Akademisi dan Praktisi Harus Bebas Nilai dan Paham ‘End To End Process’
Dr. Early Leiwakabessy lupa bahwa setiap akhir tahun maka pasti terjadi kenaikan konsumsi rumah tangga karena menghadapi berbagai kegiatan keagamaan, dan hari-hari besar lainnya, sementara konsumsi pemerintah naik sangat berkaitan dengan usaha untuk meningkatkan realisasi penggunaan anggaran akhir tahun untuk meningkatkan tingkat serapan anggaran.
Dengan demikian maka pertumbuhan 3,04% lebih disebabkan oleh kekuatan konsumsi, dan ini bagi saya menggambarkan fundamental ekonomi Maluku yang rapuh. Seharusnya pertumbuhan ekonomi bukan tergantung kepada konsumsi tetapi pada kemampuan sector riil. Atas dasar itulah maka saya mengatakan bahwa pertumbuhan 3,04% bukan sebuah prestasi, salahnya dimana.?
Jadi di dalam memahami angka pertumbuhan tidak hanya melihat angka absulut semata, tetapi sebagai ekonom kita harus membuat interpretasi ekonomi sesuai dengan fakta pembangunan yang ada dan ikut mempengaruhi satu dengan yang lain (interdependensi dan interplay). Jangan hanya melihat selisih angka absulut dari tahun ke tahun tanpa melihat volatilitas dan varibel atau faktor pembentuk lainnya.
Disi lain perlu diketahui bahwa sekalipun PDRB Maluku naik dari tahun ke tahun baik harga berlaku (HB) maupun harga konstan (HK), akan tetapi secara nasional posisi Maluku adalah urutan ke 3 (tiga) PDRB terendah seluruh Indonesia Rp. 46.153 triliun pada tahun 2019, dan Pada tahun 2021 PDRB Maluku merosot menjadi urutan ke 2 (dua) terndah seluruh Indonesia Rp. 48.564 triliun.
Pertanyaan saya kepada Dr. Early Leiwakabessy apakah pertumbuhan 3,04% yang dibanggakan sebagai sebuah prestasi itu sudah mampu menyelesaikan masalah-masalah pengangguran dan kemiskinan serta ketimpangan sektoral, ketimpangan antar daerah di Maluku?.
Fakta dan data membuktikan bahwa persoalan-persoalan tersebut masih menggurita di Maluku. Pengangguran Maluku Februari 2019 sebesar 6,16% tertinggi urutan ke-5 setelah Jabar, Banten, Kep. Riau dan Kaltim, dan pada Agustus 2019 naik menjadi 6,69% dan menempati posisi ke4 tertinggi se Indonesia setelah Banten, Jabar dan Kep. Riau.

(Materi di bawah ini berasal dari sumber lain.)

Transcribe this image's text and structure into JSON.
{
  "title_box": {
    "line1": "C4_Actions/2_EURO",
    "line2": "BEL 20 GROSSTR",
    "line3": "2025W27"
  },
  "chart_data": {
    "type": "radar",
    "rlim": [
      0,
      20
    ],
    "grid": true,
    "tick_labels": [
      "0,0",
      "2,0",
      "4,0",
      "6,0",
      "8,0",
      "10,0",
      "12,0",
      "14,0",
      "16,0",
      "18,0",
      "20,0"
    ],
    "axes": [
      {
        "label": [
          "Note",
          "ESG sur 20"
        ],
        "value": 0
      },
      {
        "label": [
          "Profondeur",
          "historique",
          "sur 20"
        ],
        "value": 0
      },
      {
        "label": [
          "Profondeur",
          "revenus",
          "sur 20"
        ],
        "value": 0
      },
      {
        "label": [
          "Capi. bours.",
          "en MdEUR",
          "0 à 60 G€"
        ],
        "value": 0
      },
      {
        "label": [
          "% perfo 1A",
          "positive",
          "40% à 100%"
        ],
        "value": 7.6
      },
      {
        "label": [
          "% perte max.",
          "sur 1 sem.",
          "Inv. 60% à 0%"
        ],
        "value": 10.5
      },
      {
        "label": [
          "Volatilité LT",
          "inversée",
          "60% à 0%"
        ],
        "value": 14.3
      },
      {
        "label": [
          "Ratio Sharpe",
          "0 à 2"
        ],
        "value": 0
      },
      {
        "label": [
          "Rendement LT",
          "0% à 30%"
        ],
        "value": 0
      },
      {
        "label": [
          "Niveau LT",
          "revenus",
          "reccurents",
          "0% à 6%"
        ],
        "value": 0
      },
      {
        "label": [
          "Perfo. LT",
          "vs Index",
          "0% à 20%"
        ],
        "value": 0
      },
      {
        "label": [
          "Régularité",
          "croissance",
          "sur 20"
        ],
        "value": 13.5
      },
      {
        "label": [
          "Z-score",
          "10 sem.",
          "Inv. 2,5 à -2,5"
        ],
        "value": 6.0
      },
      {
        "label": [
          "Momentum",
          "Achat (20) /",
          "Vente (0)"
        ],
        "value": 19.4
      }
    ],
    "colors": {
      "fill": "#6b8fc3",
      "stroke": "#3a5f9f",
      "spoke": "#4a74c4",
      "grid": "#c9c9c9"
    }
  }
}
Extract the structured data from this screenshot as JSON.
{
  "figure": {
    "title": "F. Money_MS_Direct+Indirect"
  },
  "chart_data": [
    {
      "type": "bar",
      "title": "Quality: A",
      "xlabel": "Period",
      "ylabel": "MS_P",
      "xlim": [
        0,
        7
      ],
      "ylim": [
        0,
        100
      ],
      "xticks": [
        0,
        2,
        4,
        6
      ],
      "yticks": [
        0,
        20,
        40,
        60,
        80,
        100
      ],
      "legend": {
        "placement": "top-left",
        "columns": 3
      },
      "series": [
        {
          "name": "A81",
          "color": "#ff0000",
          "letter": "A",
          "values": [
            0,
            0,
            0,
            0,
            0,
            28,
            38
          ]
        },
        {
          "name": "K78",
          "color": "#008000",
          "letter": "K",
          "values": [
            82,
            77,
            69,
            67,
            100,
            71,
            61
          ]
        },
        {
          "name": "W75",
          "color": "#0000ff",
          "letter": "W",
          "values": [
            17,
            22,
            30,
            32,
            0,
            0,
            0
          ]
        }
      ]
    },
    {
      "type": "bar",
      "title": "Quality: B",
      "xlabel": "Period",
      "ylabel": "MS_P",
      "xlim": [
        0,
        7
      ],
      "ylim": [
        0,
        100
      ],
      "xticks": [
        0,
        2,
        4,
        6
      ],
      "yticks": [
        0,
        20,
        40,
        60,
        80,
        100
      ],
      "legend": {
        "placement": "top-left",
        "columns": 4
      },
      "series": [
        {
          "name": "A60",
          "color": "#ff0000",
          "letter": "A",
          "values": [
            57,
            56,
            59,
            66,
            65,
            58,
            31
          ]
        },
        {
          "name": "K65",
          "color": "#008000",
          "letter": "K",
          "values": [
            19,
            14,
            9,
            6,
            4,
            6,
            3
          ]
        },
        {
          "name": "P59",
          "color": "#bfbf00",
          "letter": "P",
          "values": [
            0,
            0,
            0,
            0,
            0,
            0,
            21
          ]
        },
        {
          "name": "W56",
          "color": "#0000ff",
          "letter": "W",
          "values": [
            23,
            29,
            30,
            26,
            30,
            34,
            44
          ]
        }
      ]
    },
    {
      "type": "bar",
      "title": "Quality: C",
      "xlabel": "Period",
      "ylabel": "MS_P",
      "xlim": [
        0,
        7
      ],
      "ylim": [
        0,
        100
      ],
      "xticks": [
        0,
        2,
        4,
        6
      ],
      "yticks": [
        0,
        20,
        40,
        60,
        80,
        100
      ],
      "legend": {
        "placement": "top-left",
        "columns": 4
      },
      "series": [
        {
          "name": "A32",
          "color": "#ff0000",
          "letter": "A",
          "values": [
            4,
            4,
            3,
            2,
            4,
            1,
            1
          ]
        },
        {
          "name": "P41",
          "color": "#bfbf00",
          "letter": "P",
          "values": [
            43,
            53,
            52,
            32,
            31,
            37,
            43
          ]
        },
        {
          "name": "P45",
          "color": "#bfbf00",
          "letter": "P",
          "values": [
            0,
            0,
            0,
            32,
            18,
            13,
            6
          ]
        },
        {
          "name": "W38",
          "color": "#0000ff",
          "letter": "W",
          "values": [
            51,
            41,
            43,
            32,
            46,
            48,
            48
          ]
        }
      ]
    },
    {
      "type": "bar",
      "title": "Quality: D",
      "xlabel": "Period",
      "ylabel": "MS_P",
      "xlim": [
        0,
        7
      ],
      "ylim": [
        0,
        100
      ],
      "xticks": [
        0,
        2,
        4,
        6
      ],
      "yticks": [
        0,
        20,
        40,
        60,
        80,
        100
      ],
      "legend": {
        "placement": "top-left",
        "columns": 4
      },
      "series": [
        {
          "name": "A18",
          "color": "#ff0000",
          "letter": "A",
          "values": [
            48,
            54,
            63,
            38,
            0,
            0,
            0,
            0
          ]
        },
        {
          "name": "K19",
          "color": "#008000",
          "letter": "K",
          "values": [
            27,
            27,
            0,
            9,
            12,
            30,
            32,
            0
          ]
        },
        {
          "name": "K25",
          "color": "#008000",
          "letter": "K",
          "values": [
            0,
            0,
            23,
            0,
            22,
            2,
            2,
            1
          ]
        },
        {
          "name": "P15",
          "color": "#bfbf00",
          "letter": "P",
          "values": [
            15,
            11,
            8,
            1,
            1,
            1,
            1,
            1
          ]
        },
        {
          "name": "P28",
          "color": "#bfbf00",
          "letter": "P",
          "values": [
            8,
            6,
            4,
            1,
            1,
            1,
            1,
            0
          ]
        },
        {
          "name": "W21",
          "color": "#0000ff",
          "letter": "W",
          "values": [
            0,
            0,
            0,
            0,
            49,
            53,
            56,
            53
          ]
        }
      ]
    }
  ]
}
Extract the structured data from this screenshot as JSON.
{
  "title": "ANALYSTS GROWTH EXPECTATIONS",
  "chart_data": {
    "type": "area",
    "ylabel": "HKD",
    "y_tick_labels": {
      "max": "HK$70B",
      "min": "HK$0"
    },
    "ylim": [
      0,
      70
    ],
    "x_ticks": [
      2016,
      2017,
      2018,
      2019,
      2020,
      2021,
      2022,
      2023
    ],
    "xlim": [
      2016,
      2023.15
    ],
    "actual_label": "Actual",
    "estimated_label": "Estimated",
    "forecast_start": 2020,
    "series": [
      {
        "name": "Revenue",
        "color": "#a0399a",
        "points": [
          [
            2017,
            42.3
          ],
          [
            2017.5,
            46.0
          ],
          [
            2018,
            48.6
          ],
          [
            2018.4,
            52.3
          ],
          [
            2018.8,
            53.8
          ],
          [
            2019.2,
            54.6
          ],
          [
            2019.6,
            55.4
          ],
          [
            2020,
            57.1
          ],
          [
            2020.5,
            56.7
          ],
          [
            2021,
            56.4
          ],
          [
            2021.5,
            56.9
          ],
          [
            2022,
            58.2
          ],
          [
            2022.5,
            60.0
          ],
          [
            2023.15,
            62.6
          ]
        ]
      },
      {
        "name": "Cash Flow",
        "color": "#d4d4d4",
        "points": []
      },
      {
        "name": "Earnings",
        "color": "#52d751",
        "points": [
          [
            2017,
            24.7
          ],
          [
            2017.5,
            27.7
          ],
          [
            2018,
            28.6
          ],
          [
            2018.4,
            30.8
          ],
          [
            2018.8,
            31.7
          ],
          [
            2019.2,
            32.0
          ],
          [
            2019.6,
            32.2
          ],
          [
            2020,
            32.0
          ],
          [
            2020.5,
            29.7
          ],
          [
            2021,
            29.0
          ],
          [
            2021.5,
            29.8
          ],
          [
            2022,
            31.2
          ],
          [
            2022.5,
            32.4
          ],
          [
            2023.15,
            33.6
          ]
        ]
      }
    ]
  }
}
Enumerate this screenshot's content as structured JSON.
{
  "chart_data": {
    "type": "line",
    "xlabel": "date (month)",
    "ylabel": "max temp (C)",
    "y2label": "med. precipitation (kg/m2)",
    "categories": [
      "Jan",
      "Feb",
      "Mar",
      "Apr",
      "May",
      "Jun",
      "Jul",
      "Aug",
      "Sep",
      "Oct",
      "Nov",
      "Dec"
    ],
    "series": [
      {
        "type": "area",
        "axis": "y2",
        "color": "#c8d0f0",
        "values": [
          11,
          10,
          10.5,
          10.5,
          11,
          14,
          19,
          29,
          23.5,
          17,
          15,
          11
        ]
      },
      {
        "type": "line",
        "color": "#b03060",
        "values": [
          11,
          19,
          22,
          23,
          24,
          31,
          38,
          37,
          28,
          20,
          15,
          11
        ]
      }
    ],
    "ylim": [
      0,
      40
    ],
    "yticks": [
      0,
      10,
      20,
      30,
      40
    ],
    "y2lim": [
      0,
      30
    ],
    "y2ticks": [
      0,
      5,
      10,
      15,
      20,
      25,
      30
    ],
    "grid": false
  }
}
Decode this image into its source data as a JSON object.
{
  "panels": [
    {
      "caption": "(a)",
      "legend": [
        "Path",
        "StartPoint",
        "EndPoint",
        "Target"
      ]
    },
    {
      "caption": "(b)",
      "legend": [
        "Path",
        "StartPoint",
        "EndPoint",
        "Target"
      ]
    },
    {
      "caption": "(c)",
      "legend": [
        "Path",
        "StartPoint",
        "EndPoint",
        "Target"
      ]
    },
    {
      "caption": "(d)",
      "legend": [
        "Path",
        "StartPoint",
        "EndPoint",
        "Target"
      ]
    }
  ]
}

Pada Februari 2021 posisi Maluku secara nasional adalah urutan ke-7 dengan TPT sebesar 6,73% atau 56.301 orang yang nganggur dari 836.171 angkatan kerja (labor force) dan pada Agustus 2021 naik peringkat pada posisi ke-6 tertinggi se Indonesia dengan TPT sebesar 6,93% atau 59.589 ribu orang yang nganggur dari total angkatan kerja (labor force) 860.344 ribu orang.
Pada Februari 2022 angka persentasi pengangguran Maluku 6,44% dan menempati posisi ke-7 se Indonesia atau terjadi penurunan 0,49 poin persen dari Agustus 2021. Akan tetapi secara tahunan (Februari 2021-Februari 2022) maka terjadi penurunan hanya sebesar 0,29%.
Fenomena pengangguran Maluku menjadi persoalan serius karena berkaitan dengan aspek ekosnomi dan sosial masyarakat atau rakyat Maluku.
Kondisi pengangguran yang saya gambarkan di atas bukan saja disebabkan karena lesunya aktivitas ekonomi sebagai akibat pandemi tetapi juga disebabkan karena rendahnya kinerja ekonomi Maluku pada triwulan III 2021 yang mengalami pelambatan pertumbuhan 4,12% (yoy) jika dibandingkan dengan triwulan II 2021 sebesar 4,56% (yoy) setelah mengalami kontraksi sejak triwulan I 2020 sampai dengan triwulan I 2021, masing-masing -1,09%; -2,60%; -3,42% dan -1,77%.
Dari data ini jelas menunjukan bahwa baik data quartalan dan tahunan menunjukan perkembangan ekonomi yang tidak stabil yang disebabkan oleh banyak faktor, namun bukan kemudian faktor-faktor tersebut lalu dijadikan argumentasi pembenaran atas ketidakstabilan yang ada.